Response. Our LSS approach is also effective in improving performance and convergence when training models with random initialization. However, it does not achieve the impressive few-round near-optimal performance seen when training with pre-trained models.
Added Experiment. In response to your query, we have added performance results comparing the training with randomly initialized and pre-trained parameters in the Author Rebuttal Attached File Table 11.

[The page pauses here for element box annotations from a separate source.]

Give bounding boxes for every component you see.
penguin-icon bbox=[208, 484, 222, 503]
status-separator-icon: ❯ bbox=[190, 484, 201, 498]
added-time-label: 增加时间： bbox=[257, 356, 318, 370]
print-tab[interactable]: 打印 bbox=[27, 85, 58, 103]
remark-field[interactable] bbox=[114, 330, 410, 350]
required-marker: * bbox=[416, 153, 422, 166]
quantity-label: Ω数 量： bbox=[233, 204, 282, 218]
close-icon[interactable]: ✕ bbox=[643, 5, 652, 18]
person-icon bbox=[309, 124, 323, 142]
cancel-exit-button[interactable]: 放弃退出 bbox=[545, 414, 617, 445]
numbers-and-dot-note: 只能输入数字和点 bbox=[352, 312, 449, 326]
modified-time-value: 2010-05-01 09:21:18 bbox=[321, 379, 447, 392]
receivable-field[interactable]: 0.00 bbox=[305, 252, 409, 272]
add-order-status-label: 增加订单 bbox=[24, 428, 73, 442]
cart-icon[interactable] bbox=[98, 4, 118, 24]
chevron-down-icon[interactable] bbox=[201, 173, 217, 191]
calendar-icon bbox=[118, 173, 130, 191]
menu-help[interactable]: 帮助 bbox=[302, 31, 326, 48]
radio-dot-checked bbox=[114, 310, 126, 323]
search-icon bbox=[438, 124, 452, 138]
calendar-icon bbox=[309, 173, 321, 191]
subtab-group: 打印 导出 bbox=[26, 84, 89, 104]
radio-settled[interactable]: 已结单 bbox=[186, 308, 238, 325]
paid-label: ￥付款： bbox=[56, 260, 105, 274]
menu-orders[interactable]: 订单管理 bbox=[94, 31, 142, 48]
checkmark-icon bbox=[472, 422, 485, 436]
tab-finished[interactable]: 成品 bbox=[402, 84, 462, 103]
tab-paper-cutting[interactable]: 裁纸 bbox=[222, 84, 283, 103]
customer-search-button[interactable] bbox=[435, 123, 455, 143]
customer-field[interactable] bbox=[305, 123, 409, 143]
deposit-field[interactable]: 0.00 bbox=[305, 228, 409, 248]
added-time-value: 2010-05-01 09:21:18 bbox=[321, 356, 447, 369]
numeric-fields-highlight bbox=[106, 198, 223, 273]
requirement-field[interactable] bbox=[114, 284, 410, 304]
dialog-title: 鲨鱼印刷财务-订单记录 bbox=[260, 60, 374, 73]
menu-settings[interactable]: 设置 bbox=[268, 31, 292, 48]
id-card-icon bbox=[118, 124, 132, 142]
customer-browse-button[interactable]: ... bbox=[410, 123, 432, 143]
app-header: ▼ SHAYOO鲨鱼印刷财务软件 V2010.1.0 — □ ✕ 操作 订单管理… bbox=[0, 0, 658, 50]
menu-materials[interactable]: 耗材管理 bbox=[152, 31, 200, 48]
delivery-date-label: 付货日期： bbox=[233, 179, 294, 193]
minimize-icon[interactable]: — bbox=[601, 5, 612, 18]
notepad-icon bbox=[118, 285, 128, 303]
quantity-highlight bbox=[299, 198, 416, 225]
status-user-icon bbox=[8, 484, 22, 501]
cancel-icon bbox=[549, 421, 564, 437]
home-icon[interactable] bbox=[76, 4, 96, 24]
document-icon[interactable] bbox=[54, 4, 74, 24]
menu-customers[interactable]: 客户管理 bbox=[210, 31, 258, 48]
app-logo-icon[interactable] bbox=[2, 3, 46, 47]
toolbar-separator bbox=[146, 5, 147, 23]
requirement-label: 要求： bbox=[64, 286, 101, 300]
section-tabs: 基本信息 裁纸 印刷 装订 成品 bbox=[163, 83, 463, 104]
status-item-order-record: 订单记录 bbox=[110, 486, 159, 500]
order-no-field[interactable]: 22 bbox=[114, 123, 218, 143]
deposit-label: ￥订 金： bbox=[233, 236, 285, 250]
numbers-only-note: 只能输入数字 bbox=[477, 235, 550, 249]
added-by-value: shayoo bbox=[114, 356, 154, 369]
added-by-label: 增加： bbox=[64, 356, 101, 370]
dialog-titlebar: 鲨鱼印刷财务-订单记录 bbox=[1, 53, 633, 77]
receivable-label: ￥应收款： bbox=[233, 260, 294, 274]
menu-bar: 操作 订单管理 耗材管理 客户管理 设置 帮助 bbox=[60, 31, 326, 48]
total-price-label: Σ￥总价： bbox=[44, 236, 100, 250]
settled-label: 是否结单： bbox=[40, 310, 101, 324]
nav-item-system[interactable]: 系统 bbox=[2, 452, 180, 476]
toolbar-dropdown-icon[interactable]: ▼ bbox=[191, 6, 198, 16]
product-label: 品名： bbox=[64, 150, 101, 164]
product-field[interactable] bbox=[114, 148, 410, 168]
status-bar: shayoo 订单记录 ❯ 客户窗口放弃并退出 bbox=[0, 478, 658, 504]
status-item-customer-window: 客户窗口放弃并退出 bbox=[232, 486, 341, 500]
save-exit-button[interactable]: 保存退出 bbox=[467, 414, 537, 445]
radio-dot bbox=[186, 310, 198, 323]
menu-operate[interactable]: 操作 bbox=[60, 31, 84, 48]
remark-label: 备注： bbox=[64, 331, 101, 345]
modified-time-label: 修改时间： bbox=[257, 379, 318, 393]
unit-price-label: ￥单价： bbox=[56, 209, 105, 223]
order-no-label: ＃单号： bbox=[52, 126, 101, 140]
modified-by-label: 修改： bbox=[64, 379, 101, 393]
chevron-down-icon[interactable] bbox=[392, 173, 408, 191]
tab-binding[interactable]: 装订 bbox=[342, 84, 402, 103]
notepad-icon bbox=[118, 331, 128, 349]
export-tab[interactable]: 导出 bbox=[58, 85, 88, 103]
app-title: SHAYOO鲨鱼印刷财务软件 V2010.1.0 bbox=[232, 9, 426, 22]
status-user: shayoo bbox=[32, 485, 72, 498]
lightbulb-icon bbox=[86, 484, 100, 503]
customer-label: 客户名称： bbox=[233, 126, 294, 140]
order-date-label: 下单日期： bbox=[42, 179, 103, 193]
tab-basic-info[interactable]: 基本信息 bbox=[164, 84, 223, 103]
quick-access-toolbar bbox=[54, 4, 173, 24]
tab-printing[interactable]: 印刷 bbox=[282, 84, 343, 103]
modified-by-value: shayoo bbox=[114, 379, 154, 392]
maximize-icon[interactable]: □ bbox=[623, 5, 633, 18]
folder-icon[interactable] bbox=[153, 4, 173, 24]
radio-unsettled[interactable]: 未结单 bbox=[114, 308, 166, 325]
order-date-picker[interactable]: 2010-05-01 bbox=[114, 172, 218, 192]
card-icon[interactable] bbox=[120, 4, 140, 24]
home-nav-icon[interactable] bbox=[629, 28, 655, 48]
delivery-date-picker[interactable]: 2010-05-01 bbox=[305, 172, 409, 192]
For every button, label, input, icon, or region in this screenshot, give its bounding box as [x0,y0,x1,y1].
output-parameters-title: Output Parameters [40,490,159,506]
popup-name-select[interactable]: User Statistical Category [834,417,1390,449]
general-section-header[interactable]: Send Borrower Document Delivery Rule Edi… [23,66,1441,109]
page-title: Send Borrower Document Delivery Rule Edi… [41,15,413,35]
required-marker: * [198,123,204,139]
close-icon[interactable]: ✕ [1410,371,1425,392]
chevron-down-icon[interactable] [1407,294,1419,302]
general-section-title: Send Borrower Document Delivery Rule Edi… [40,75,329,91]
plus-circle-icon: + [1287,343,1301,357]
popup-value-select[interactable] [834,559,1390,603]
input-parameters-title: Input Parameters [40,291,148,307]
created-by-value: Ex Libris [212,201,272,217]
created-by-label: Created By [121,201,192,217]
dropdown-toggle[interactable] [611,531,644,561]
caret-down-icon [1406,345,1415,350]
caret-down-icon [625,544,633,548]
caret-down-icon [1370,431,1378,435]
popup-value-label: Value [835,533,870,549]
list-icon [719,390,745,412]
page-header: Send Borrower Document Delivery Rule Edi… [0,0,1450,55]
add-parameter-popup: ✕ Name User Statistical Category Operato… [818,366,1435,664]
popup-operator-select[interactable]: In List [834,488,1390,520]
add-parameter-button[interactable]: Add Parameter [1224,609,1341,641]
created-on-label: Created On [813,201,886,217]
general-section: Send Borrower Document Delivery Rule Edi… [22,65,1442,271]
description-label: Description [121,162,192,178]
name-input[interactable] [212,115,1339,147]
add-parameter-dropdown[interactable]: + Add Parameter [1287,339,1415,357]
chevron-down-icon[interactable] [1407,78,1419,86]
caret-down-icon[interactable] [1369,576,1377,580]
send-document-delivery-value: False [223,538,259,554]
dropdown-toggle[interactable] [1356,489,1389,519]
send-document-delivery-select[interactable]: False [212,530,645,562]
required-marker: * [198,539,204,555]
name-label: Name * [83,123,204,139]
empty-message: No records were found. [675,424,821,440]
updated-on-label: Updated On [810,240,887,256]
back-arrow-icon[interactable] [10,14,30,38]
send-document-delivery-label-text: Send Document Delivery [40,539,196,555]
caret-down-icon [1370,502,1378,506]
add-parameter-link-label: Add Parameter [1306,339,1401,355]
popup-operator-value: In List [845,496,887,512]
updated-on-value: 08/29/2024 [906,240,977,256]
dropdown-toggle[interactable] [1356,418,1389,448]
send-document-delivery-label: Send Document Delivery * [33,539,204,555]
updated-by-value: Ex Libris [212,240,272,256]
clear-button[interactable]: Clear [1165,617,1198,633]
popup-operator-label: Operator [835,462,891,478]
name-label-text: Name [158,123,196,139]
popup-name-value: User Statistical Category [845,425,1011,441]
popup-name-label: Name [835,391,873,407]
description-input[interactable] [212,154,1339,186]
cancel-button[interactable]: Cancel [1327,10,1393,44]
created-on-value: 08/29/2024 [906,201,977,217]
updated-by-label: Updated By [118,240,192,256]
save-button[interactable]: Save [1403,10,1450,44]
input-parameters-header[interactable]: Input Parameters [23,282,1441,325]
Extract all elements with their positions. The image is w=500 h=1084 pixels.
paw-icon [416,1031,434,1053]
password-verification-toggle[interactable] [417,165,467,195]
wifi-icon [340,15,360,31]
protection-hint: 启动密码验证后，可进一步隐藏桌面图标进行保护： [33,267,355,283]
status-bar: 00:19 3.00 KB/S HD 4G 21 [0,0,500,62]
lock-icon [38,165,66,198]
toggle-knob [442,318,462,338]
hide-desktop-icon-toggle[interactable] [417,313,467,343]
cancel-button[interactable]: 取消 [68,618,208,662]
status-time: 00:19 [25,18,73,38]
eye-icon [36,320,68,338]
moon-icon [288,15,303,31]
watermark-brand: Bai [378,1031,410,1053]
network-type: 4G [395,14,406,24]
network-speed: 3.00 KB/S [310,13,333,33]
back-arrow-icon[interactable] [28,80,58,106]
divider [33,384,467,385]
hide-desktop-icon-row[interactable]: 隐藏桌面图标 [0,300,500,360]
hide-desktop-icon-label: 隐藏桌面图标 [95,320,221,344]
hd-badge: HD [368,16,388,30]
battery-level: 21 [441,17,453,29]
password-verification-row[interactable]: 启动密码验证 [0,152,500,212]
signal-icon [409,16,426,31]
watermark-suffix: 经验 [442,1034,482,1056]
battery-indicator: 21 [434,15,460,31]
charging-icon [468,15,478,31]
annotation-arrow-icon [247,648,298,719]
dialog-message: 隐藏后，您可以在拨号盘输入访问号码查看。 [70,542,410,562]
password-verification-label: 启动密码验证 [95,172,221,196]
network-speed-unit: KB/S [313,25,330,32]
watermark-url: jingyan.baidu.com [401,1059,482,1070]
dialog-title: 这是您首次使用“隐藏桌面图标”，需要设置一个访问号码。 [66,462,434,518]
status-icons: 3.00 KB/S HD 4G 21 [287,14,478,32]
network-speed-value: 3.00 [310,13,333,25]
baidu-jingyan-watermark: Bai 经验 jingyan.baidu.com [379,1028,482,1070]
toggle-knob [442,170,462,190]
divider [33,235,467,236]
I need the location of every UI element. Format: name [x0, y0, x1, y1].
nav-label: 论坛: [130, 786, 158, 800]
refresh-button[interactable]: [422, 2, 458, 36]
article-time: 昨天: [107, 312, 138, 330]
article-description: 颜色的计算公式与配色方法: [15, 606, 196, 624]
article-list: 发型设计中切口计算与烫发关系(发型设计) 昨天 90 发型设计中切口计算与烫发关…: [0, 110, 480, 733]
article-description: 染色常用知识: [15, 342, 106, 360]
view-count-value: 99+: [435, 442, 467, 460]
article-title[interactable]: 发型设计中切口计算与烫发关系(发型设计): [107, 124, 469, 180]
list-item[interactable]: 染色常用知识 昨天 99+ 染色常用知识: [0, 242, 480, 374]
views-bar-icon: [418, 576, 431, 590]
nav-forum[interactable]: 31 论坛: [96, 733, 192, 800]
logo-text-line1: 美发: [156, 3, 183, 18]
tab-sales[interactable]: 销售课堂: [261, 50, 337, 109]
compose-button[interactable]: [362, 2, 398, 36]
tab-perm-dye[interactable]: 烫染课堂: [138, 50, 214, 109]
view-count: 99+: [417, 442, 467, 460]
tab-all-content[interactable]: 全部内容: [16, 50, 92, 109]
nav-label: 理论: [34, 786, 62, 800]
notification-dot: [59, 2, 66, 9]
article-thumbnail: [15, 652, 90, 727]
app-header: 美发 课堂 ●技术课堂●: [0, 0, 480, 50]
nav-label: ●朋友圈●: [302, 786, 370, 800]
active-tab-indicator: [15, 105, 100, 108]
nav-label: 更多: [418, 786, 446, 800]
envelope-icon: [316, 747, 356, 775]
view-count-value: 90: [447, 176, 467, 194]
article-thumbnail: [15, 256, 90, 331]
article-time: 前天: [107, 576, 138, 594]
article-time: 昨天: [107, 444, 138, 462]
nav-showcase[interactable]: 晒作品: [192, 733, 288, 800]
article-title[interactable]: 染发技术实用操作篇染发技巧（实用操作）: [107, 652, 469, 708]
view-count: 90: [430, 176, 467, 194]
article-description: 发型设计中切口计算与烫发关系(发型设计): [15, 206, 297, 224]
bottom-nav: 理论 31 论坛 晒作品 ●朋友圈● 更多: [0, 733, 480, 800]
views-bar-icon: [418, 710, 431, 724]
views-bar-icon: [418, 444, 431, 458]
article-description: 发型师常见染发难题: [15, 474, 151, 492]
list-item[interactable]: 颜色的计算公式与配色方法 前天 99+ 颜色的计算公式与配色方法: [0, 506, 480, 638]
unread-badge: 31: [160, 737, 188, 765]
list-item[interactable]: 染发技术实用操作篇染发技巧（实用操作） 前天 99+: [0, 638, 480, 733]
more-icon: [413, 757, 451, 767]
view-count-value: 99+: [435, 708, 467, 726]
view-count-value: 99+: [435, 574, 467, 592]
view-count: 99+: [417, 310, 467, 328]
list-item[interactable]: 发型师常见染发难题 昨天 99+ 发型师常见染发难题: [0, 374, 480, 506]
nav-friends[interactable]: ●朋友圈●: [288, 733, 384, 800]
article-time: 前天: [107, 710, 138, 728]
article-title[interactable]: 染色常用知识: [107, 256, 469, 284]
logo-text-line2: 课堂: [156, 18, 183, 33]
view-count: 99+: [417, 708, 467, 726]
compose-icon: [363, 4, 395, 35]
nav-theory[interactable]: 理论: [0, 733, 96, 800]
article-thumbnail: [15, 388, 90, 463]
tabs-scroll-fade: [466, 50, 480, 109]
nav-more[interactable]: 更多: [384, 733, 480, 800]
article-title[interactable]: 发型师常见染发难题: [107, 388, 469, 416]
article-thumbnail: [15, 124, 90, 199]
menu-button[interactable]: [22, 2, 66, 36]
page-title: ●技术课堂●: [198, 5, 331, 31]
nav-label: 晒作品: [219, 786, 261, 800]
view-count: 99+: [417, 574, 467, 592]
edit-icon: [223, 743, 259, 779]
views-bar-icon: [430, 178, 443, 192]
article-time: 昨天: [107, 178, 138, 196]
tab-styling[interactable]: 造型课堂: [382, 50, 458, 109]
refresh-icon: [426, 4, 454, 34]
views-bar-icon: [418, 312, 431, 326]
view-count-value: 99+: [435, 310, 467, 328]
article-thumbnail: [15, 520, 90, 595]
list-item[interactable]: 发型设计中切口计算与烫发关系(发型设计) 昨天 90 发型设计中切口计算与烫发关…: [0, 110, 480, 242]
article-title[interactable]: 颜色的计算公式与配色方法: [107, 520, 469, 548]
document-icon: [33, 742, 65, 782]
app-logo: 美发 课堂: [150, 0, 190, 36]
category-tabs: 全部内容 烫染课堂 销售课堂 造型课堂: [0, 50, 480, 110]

Thank you again for your valuable feedback. We believe that these revisions significantly strengthen our manuscript, and we appreciate your feedback in making these improvements.
We sincerely appreciate the time and effort you have invested in reviewing our work and providing such valuable feedback. We hope that our rebuttal has thoroughly addressed your comments and concerns.
As the author-reviewer discussion period nears its conclusion on August 13th, we would like to kindly invite you to contact us if there are any additional questions or points that you believe require further discussion. Your insights have been crucial in refining our submission, and we remain fully committed to addressing any remaining issues.
If you find that our responses and improvements adequately address your concerns, we would be deeply grateful if you could consider raising your score. Thank you once again for your thoughtful review.
We sincerely thank the AC and reviewers for their valuable time. We are delighted to see that the reviewers highlight our "paper is well written", recognizing the importance of our idea of "bridging two low-loss valley to reduce communication rounds", and our proposed method "effectively reduce the communication rounds" and "tested on a variety of datasets and types of distribution shifts."
This rebuttal clarifies 2F5f’s concern on the notation usage, 3kGS’s questions regarding our method design and motivation, 9KZz’s concerns about validation on more datasets, and addresses all other minor questions and discussion points from all reviews.
Below is a summary of our rebuttal:
Response to Reviewer 2F5f:
-
Notation Clarity: Revised notation in Algorithm 1 and Section 3 for better clarity. Added a reference note to the notation table in Appendix A.
-
Explanation of LSS Performance: Clarified that training with pre-trained models and regularized model interpolation promotes a low-loss connection, enhancing performance.
-
Limitation of Pre-trained Models: Clarified that LSS is effective with random initialization but excels with pre-trained models. Added comparative results in the attached file.
Response to Reviewer 3kGS:
-
Comparison with Similar Methods: Differentiated LSS from FedProx in terms of implementation, motivation, and focus. Added comparative results in attached file highlighting LSS's advantages.
-
Mathematical Detail of Random Interpolation: Revised subsection 3.3.1, including detailed mathematical explanations and relevant formulas.
-
Communication Overhead: Clarified that LSS maintains similar communication overhead to methods like FedAvg.
-
Theoretical Connection: Clarified the role of diversity and affinity terms in supporting convergence guarantees in Theorem 3.1.
-
Reference and Statement Support: Included additional references to support our claims.
-
Experiment Scope: Clarified LSS's effectiveness throughout the training process.
Response to Reviewer 9KZz:
- Experimental Scope Clarification: Added evaluations on a large language model for multilingual instruction tuning. Clarified that various pre-trained models (ResNet18, ResNet50, ViT, LLM) are included to demonstrate the generalizability of LSS.
All three reviewers have provided positive feedback on this submission. The paper introduces a novel method to reduce communication costs in federated learning for pre-trained models. The authors have adequately addressed the concerns and weaknesses raised by the reviewers. Based on this, I recommend acceptance.